The incentive layers its own qualifying criteria on top of the rules established by the federal mortgage stress test, said James Laird, co-founder of Ratehub Inc., the parent company of Ratehub.ca, and president of CanWise Financial.
“It continues to be surprising why the Liberals are not relying on the established qualifying criteria for their program,” Laird said.
“New qualifying rules make things unnecessarily confusing and complex, regardless of whether a Canadian lives in a high-cost community or outside of one.”
Potential impact on prices
The national version of FTHBI is expected to have little or no impact on home values because of its strict implicit price cap and limited appeal in the country’s priciest housing markets. But could the new incentive end up further driving up prices in the country’s least affordable cities?
It’s possible, according to John Pasalis, president of Realosophy Realty, a Toronto real estate brokerage.
Boosting the purchasing power of buyers in Toronto, Vancouver and Victoria could have an impact on prices in those markets, Pasalis said. However, other traits of the program might still limit its popularity.
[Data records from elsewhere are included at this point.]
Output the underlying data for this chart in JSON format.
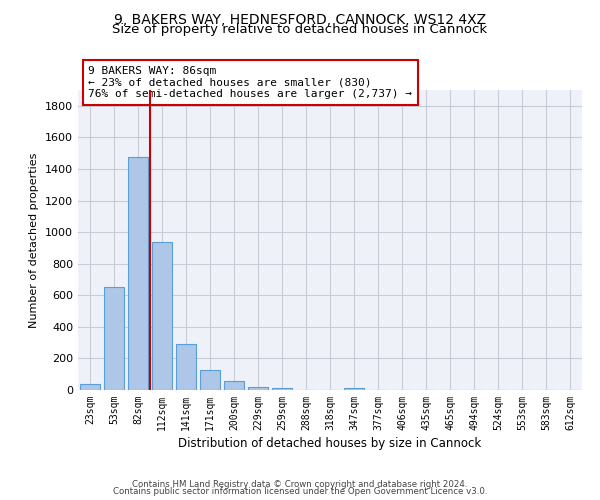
{
  "title_line1": "9, BAKERS WAY, HEDNESFORD, CANNOCK, WS12 4XZ",
  "title_line2": "Size of property relative to detached houses in Cannock",
  "xlabel": "Distribution of detached houses by size in Cannock",
  "ylabel": "Number of detached properties",
  "footer_line1": "Contains HM Land Registry data © Crown copyright and database right 2024.",
  "footer_line2": "Contains public sector information licensed under the Open Government Licence v3.0.",
  "bar_labels": [
    "23sqm",
    "53sqm",
    "82sqm",
    "112sqm",
    "141sqm",
    "171sqm",
    "200sqm",
    "229sqm",
    "259sqm",
    "288sqm",
    "318sqm",
    "347sqm",
    "377sqm",
    "406sqm",
    "435sqm",
    "465sqm",
    "494sqm",
    "524sqm",
    "553sqm",
    "583sqm",
    "612sqm"
  ],
  "bar_values": [
    40,
    650,
    1475,
    935,
    290,
    125,
    60,
    22,
    14,
    0,
    0,
    14,
    0,
    0,
    0,
    0,
    0,
    0,
    0,
    0,
    0
  ],
  "bar_color": "#aec6e8",
  "bar_edge_color": "#5a9fd4",
  "vline_x_index": 2.5,
  "vline_color": "#cc0000",
  "annotation_text": "9 BAKERS WAY: 86sqm\n← 23% of detached houses are smaller (830)\n76% of semi-detached houses are larger (2,737) →",
  "annotation_box_color": "#cc0000",
  "annotation_text_color": "black",
  "ylim": [
    0,
    1900
  ],
  "yticks": [
    0,
    200,
    400,
    600,
    800,
    1000,
    1200,
    1400,
    1600,
    1800
  ],
  "bg_color": "#eef2f8",
  "plot_bg_color": "#eef2f8",
  "grid_color": "#c8ccd8",
  "title_fontsize": 10,
  "subtitle_fontsize": 9.5,
  "bar_width": 0.85
}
The incentive comes in the form of a second mortgage with no interest or regular principal payments. But the government takes an equity stake in the property, participating in the gains if the property appreciates over time. Buyers must repay an amount equal to the government’s equity share either when the home is sold or after 25 years.
It’s hard to say how many buyers would choose to be able to buy $40,000 more worth of house in exchange for ceding part of the equity to the government, Pasalis said.
“I don’t know if there’s going to be a flood of buyers.”